I just can't get over how out of touch a company must be, which simultaneously gives us LOSSLESS STREAMING via Apple Music and removes, arguably, the best method for appreciating that higher bitrate goodness: wired, powered audio interfaces and power hungry headphones.
I won't even get started on the response I received from engineering after my tech support case was escalated, following several weeks of phone calls with "support", providing necessary photos, detailed explanations, etc. Their way of seeing it - it was all just "expected behavior"; addressing my inability to interface with any of my audio gear on iOS 17. Literally those two words were what the support gal scheduled a 7pm phone call around. That's all the Engineering Team could manage to provide her with. For context: I knew my E1DA PDV2.1 & 9038 issues were not going to get much traction with some third party OTG lightning cable so I went the route of using their own Apple Lightning to USB3 adapter to prove the point. Weeks later they inform me that this was all "expected behavior" as I was using a Camera Adapter to interface with devices other than a camera. That "explanation" came from the best minds at Apple. Incompetence or indifference are the only two options in this case. I'm guessing it's the latter.

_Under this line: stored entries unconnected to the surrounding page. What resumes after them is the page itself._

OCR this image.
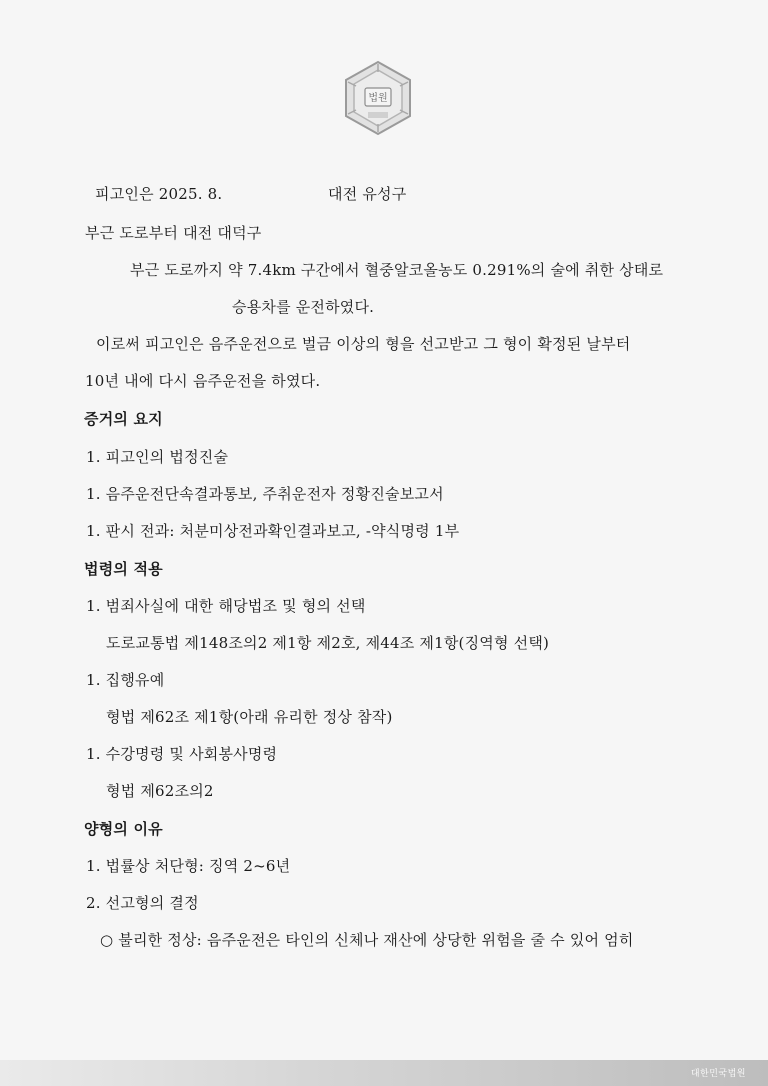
법원
피고인은 2025. 8.	대전 유성구
부근 도로부터 대전 대덕구
부근 도로까지 약 7.4km 구간에서 혈중알코올농도 0.291%의 술에 취한 상태로
승용차를 운전하였다.
이로써 피고인은 음주운전으로 벌금 이상의 형을 선고받고 그 형이 확정된 날부터
10년 내에 다시 음주운전을 하였다.
증거의 요지
1. 피고인의 법정진술
1. 음주운전단속결과통보, 주취운전자 정황진술보고서
1. 판시 전과: 처분미상전과확인결과보고, -약식명령 1부
법령의 적용
1. 범죄사실에 대한 해당법조 및 형의 선택
도로교통법 제148조의2 제1항 제2호, 제44조 제1항(징역형 선택)
1. 집행유예
형법 제62조 제1항(아래 유리한 정상 참작)
1. 수강명령 및 사회봉사명령
형법 제62조의2
양형의 이유
1. 법률상 처단형: 징역 2~6년
2. 선고형의 결정
○ 불리한 정상: 음주운전은 타인의 신체나 재산에 상당한 위험을 줄 수 있어 엄히
대한민국법원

From Apple's own adapter product page: "Add even greater capability and versatility to your iOS device by powering the Lightning to USB 3 Camera Adapter with a USB Power Adapter. Then you can connect USB peripherals like hubs, Ethernet adapters, audio/MIDI interfaces, and card readers for CompactFlash, SD, microSD, and more."
Having written this out, I actually kind of regret staying in the Apple Ecosystem with the iPhone 14 Pro trade. I should have cut and ran and made the switch to Android. USB-C! What a novel idea!